Sanitärwirtschaft im Kreislauf

Sanergys Lösung ist nicht nur in Kenia gefragt. Viele Städte in Entwicklungsregionen haben ein massives Problem mit sanitären und organischen Abfällen, die auf freiem Feld landen. Auch andere Sozialunternehmer haben das als Problem erkannt und experimentieren mit der Kombination aus Toilettenservice und Rohstoffaufbereitung. Zu ihnen zählt das 2009 gegründete Unternehmen Loowatt, das mehr als tausend Trockentoiletten in Madagaskar, auf den Philippinen und am Heimatmarkt Großbritannien betreibt. Eine Auskleidung in der Toilettenschüssel fängt die Fäkalien auf, versiegelt sie in einer dünnen Folie und leitet sie bei jeder Spülung in einen kleinen Container. Dann heißt es: „Poo into power“: Denn Loowatt hat, ähnlich wie Sanergy, eine systemische Lösung entwickelt, die aus Exkrementen Biogas für die Stromerzeugung und für Gaskocher sowie organischen Dünger erzeugt. 

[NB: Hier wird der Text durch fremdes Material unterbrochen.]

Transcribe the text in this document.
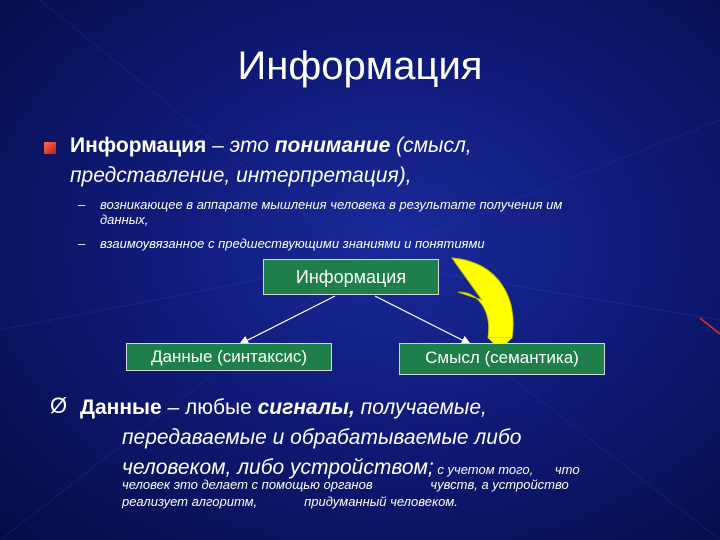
Информация
Информация – это понимание (смысл,
представление, интерпретация),
– возникающее в аппарате мышления человека в результате получения им
данных,
– взаимоувязанное с предшествующими знаниями и понятиями
Информация
Данные (синтаксис)	Смысл (семантика)
Ø Данные – любые сигналы, получаемые,

передаваемые и обрабатываемые либо
человеком, либо устройством; с учетом того,      что
человек это делает с помощью органов                чувств, а устройство
реализует алгоритм,             придуманный человеком.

Am Ende der Pilotphase steckt wiederum das 2016 gegründete Schweizer Start-up Mosan (eine Abkürzung für Mobile Sanitation), das ebenfalls den Kreislaufgedanken in den Sanitärsektor bringt. Die Industriedesignerin Mona Mijthab hat ein kleines mobiles Klo für private Haushalte entwickelt, das Urin und Feststoffe getrennt sammelt. 

Mosan Toilette
Die Mosan Toilette – klein, mobil, für private Haushalte gedacht

Seit drei Jahren wird sein Einsatz in Guatemala erprobt. Im Dorf Santa Catarina Palopó am Atitlán-See – dort, wo laut Mijthab „der Sanitärnotstand am gravierendsten ist“ – vermietet ihr Unternehmen Toiletten an rund 50 Haushalte. In der Monatsmiete von fünf Euro ist die regelmäßige Abholung der WC-Container enthalten.

Mosan collection
Jeder Haushalt zahlt 5 Euro im Monat für die regelmäßige Abholung der vollen Container.

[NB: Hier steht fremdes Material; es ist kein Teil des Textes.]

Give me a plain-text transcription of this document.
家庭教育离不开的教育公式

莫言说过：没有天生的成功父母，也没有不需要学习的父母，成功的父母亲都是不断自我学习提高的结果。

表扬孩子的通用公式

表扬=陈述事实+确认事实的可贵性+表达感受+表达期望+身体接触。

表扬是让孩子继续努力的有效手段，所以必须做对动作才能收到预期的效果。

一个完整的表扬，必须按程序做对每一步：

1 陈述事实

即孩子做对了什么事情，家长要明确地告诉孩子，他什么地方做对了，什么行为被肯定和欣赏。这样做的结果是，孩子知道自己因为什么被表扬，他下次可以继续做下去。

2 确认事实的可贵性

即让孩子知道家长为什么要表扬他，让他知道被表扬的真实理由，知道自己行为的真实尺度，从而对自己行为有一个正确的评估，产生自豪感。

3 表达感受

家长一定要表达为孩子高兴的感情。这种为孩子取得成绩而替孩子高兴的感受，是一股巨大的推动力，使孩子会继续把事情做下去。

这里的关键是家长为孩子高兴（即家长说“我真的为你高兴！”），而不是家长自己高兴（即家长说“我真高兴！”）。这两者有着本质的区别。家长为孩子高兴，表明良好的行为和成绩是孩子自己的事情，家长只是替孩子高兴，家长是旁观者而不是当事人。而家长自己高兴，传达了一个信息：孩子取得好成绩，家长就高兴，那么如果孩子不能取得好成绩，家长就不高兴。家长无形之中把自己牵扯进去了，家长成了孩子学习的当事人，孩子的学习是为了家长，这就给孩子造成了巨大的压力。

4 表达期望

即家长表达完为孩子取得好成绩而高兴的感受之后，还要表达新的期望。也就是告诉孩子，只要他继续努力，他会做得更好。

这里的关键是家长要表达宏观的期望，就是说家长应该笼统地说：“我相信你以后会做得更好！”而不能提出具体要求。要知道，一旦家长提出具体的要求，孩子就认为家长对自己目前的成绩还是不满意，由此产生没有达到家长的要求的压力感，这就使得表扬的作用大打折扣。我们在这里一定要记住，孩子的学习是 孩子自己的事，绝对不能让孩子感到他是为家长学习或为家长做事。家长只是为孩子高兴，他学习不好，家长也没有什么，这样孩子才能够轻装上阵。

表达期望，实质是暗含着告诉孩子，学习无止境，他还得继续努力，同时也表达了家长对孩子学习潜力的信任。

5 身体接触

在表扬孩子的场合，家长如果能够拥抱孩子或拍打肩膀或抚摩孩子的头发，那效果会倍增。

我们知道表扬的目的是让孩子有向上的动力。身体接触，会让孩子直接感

Bei Mosan werden die Fäkalien zu Biokohle und Urin zu Struvit aufbereitet, letzteres ist ein phosphorhaltiges Mineral, das sich als Dünger eignet. „Die vergangenen drei Jahre waren der Entwicklung der Technologien – zum Beispiel eines für Fäkalien optimierten Pyrolysereaktors – sowie für Strategien für die Arbeit in Gemeinden, den Aufbau von Netzwerken und Partnerschaften gewidmet“, erzählt Mijthab. 

Mosan Direktmarketing
Mosan-Gründerin Mona Mijthab erklärt potenziellen Kunden das Servicemodell.

Nun gehe es um die Skalierung des Systems. Im Jänner 2022 wird ein weiteres Dorf ins Programm aufgenommen, bald sollen 200 Familien eine blau-weiße Toilette ihr eigen nennen. Für noch mehr Reichweite sei aber „Bewusstseinsbildung bei den Behörden nötig“, so Mijthab. „Noch betrachten Gemeinden Sanitärversorgung als eine einmalige, kostspielige Investition in Abwassersysteme und Kläranlagen. Dass wir diese Aufgabe als Dienstleistung gegen eine geringe Gebühr anbieten, ist ein völlig neuer Ansatz und das politische System vielerorts noch nicht bereit dafür.“ 

Das Sackerl fürs…

Während bei Sanergy, Loowatt und Mosan stets der Weitertransport der Exkremente notwendig ist, gibt es auch autarke Lösungen. Eine stammt von Bara Wahbeh, Mitgründer des Start-ups Akyas aus Jordanien. Akyas hat einen Beutel entwickelt, der sich unter einer urinableitenden Toilettenschüssel platzieren lässt. Landen die Fäkalien in dem biologisch vollständig abbaubaren Sackerl, müssen sie mit einem speziellen Mineralpulver bedeckt werden. Dieses soll Krankheitserreger, Schimmel und Pilze innerhalb von 48 Stunden unschädlich machen und die Fäkalien in Wasser und Biomasse zerfallen lassen. Was aus den Beuteln schließlich herauskommt, sieht aus wie Erde, ist geruchlos und eignet sich für die Anreicherung von Böden. Wahbeh sieht den Einsatz des Sackerls in ärmeren Siedlungen. 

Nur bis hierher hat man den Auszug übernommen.